USA — “Landgang in See”

Seeleute der US Navy sollen für gute Arbeit kün­ftig auch mit ein­er Art “Landgang in See” belohnt wer­den.

Marineforum - PELELIU (Foto: US Navy)
PELELIU
Bildquelle: US Navy

Das Pro­gramm „Lib­er­ty at Sea“ zielt vor­erst nur auf junge Mannschafts­di­en­st­grade und Unterof­fiziere (E-1 bis E-5 bis ein­schl. Pet­ty Offi­cer Sec­ond Class). Sie sollen bei guten Leis­tun­gen einen Tag Freizeit erhal­ten, an dem sie an Bord nicht am täglichen Dienst teil­nehmen brauchen, sich per­sön­lichen Inter­essen wid­men kön­nen und sog­ar Ziv­il tra­gen dür­fen.
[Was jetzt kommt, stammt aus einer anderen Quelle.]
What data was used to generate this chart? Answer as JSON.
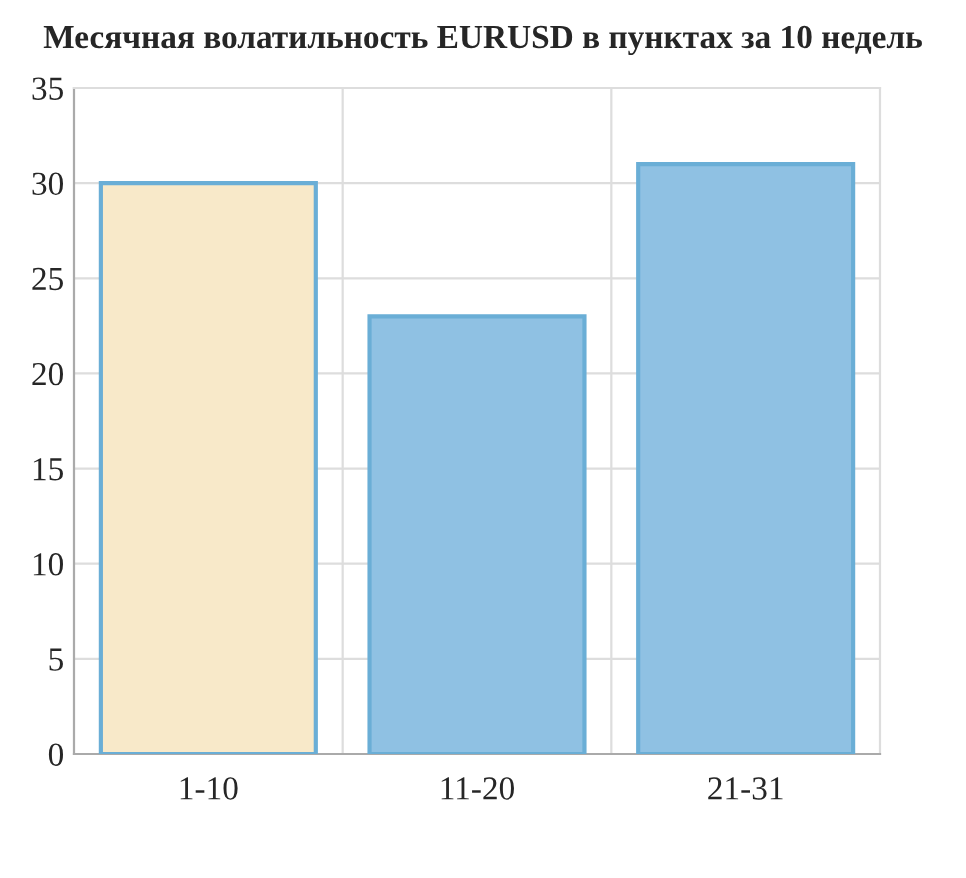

Sie dür­fen Schiffs­bücherei, Friseur, Kan­tine und Wäscherei „außer der Rei­he“ nutzen, wer­den zu einem Brunch mit dem Kom­man­dan­ten ein­ge­laden – und dür­fen sich in den Messen bei der Essen­saus­gabe ganz vorn in die Rei­he stellen. Nach Feed­back durch die Betrof­fe­nen soll das Pro­gramm um weit­ere sin­nvolle Maß­nah­men erweit­ert wer­den.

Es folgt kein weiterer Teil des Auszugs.